Here are 10 questions to ask yourself.
Do you refrain from telling the truth even though it’s needed?
Your friend asks your opinion on an outfit for a job interview. Do you tell her she looks great so you won’t hurt her feelings? You can be more helpful if you say, “I really want you to ace this interview and if we tweak your outfit a bit it should do the trick!”
Are you impatient when your bestie won’t get to the point?
She’s upset, she needs you, but she’s a drama queen. A good way to handle this is to use a coaching technique: “How about in five minutes we’ll figure out what you need to do?” Give her a (smaller) moment.
Is your empathy tank only half-full?
When a friend is betrayed, don’t dismiss her feelings with a brisk platitude like, “He’s a jerk!” He is, but better to say, “I know you’re hurt, but we’ll get through this together.”
Did you promise not to tell but can’t keep a secret?
You’ll betray a confidence and if the news breaks, you’ll lose a friendship. Instead, think about what being a great friend means and zip the lips! If you can’t, three little words help: “Don’t tell me!”
Are you too bossy?
Should-ing people, as in “I really think you should do this,” is about pressing your agenda forward. Instead, try, “I have a suggestion. If you’re interested, it might be helpful.”
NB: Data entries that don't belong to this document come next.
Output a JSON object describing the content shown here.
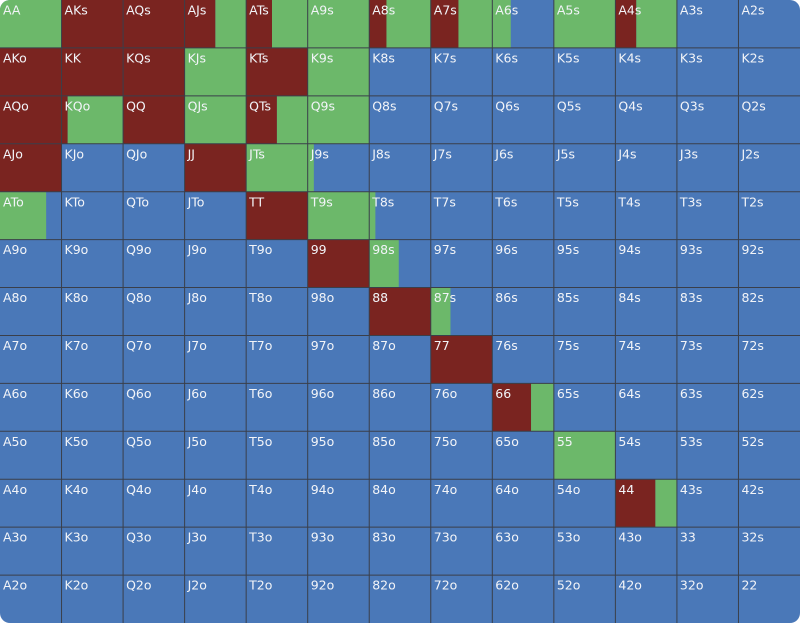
{
  "range_chart": {
    "colors": {
      "raise": "#7a2420",
      "call": "#6cb86a",
      "fold": "#4a78b8",
      "grid": "#3a3f4a"
    },
    "hands": [
      [
        "AA",
        "AKs",
        "AQs",
        "AJs",
        "ATs",
        "A9s",
        "A8s",
        "A7s",
        "A6s",
        "A5s",
        "A4s",
        "A3s",
        "A2s"
      ],
      [
        "AKo",
        "KK",
        "KQs",
        "KJs",
        "KTs",
        "K9s",
        "K8s",
        "K7s",
        "K6s",
        "K5s",
        "K4s",
        "K3s",
        "K2s"
      ],
      [
        "AQo",
        "KQo",
        "QQ",
        "QJs",
        "QTs",
        "Q9s",
        "Q8s",
        "Q7s",
        "Q6s",
        "Q5s",
        "Q4s",
        "Q3s",
        "Q2s"
      ],
      [
        "AJo",
        "KJo",
        "QJo",
        "JJ",
        "JTs",
        "J9s",
        "J8s",
        "J7s",
        "J6s",
        "J5s",
        "J4s",
        "J3s",
        "J2s"
      ],
      [
        "ATo",
        "KTo",
        "QTo",
        "JTo",
        "TT",
        "T9s",
        "T8s",
        "T7s",
        "T6s",
        "T5s",
        "T4s",
        "T3s",
        "T2s"
      ],
      [
        "A9o",
        "K9o",
        "Q9o",
        "J9o",
        "T9o",
        "99",
        "98s",
        "97s",
        "96s",
        "95s",
        "94s",
        "93s",
        "92s"
      ],
      [
        "A8o",
        "K8o",
        "Q8o",
        "J8o",
        "T8o",
        "98o",
        "88",
        "87s",
        "86s",
        "85s",
        "84s",
        "83s",
        "82s"
      ],
      [
        "A7o",
        "K7o",
        "Q7o",
        "J7o",
        "T7o",
        "97o",
        "87o",
        "77",
        "76s",
        "75s",
        "74s",
        "73s",
        "72s"
      ],
      [
        "A6o",
        "K6o",
        "Q6o",
        "J6o",
        "T6o",
        "96o",
        "86o",
        "76o",
        "66",
        "65s",
        "64s",
        "63s",
        "62s"
      ],
      [
        "A5o",
        "K5o",
        "Q5o",
        "J5o",
        "T5o",
        "95o",
        "85o",
        "75o",
        "65o",
        "55",
        "54s",
        "53s",
        "52s"
      ],
      [
        "A4o",
        "K4o",
        "Q4o",
        "J4o",
        "T4o",
        "94o",
        "84o",
        "74o",
        "64o",
        "54o",
        "44",
        "43s",
        "42s"
      ],
      [
        "A3o",
        "K3o",
        "Q3o",
        "J3o",
        "T3o",
        "93o",
        "83o",
        "73o",
        "63o",
        "53o",
        "43o",
        "33",
        "32s"
      ],
      [
        "A2o",
        "K2o",
        "Q2o",
        "J2o",
        "T2o",
        "92o",
        "82o",
        "72o",
        "62o",
        "52o",
        "42o",
        "32o",
        "22"
      ]
    ],
    "raise": [
      [
        0,
        100,
        100,
        50,
        42,
        0,
        28,
        45,
        0,
        0,
        34,
        0,
        0
      ],
      [
        100,
        100,
        100,
        0,
        100,
        0,
        0,
        0,
        0,
        0,
        0,
        0,
        0
      ],
      [
        100,
        10,
        100,
        0,
        50,
        0,
        0,
        0,
        0,
        0,
        0,
        0,
        0
      ],
      [
        100,
        0,
        0,
        100,
        0,
        0,
        0,
        0,
        0,
        0,
        0,
        0,
        0
      ],
      [
        0,
        0,
        0,
        0,
        100,
        0,
        0,
        0,
        0,
        0,
        0,
        0,
        0
      ],
      [
        0,
        0,
        0,
        0,
        0,
        100,
        0,
        0,
        0,
        0,
        0,
        0,
        0
      ],
      [
        0,
        0,
        0,
        0,
        0,
        0,
        100,
        0,
        0,
        0,
        0,
        0,
        0
      ],
      [
        0,
        0,
        0,
        0,
        0,
        0,
        0,
        100,
        0,
        0,
        0,
        0,
        0
      ],
      [
        0,
        0,
        0,
        0,
        0,
        0,
        0,
        0,
        63,
        0,
        0,
        0,
        0
      ],
      [
        0,
        0,
        0,
        0,
        0,
        0,
        0,
        0,
        0,
        0,
        0,
        0,
        0
      ],
      [
        0,
        0,
        0,
        0,
        0,
        0,
        0,
        0,
        0,
        0,
        65,
        0,
        0
      ],
      [
        0,
        0,
        0,
        0,
        0,
        0,
        0,
        0,
        0,
        0,
        0,
        0,
        0
      ],
      [
        0,
        0,
        0,
        0,
        0,
        0,
        0,
        0,
        0,
        0,
        0,
        0,
        0
      ]
    ],
    "call": [
      [
        100,
        0,
        0,
        50,
        58,
        100,
        72,
        55,
        30,
        100,
        66,
        0,
        0
      ],
      [
        0,
        0,
        0,
        100,
        0,
        100,
        0,
        0,
        0,
        0,
        0,
        0,
        0
      ],
      [
        0,
        90,
        0,
        100,
        50,
        100,
        0,
        0,
        0,
        0,
        0,
        0,
        0
      ],
      [
        0,
        0,
        0,
        0,
        100,
        10,
        0,
        0,
        0,
        0,
        0,
        0,
        0
      ],
      [
        75,
        0,
        0,
        0,
        0,
        100,
        10,
        0,
        0,
        0,
        0,
        0,
        0
      ],
      [
        0,
        0,
        0,
        0,
        0,
        0,
        48,
        0,
        0,
        0,
        0,
        0,
        0
      ],
      [
        0,
        0,
        0,
        0,
        0,
        0,
        0,
        32,
        0,
        0,
        0,
        0,
        0
      ],
      [
        0,
        0,
        0,
        0,
        0,
        0,
        0,
        0,
        0,
        0,
        0,
        0,
        0
      ],
      [
        0,
        0,
        0,
        0,
        0,
        0,
        0,
        0,
        37,
        0,
        0,
        0,
        0
      ],
      [
        0,
        0,
        0,
        0,
        0,
        0,
        0,
        0,
        0,
        100,
        0,
        0,
        0
      ],
      [
        0,
        0,
        0,
        0,
        0,
        0,
        0,
        0,
        0,
        0,
        35,
        0,
        0
      ],
      [
        0,
        0,
        0,
        0,
        0,
        0,
        0,
        0,
        0,
        0,
        0,
        0,
        0
      ],
      [
        0,
        0,
        0,
        0,
        0,
        0,
        0,
        0,
        0,
        0,
        0,
        0,
        0
      ]
    ]
  }
}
Do you waste someone else’s time?
A luxury of good friendship is time to chat, text, or Skype, but you may be overstepping an important boundary. Don’t overstay the welcome of a friendship by hanging on for too long. Be a mindful friend.
Do you enable your friend’s worst impulses?
Don’t volunteer to help spy on her ex, tell her to buy that Chanel bag on her admin assist’s salary, or urge her to confront her mother-in-law. Help empower your friend to make the best choices.
Are you an ATNA?
ATNAs are All Talk, No Action. Do you say, “I’m there for you, you can count on me” but when the going gets tough do you always have a ready excuse? Being there for a friend means exactly what it says. Be there.
Are you enabling a cheapskate?
Some people don’t like paying their share. If you have a friend who constantly leaves her credit card “at home” or never carries cash, tell her about Venmo or Zelle. Offer to teach her how to use them. No one likes a Scrooge and you’ll be helping her out socially.
Why not save that friendship?
Sometimes a friendship just doesn’t work anymore, but if you value the friendship, you can do something. Be honest but take the time to talk and try make things right. A real friend is a rare thing, not to be easily cast aside.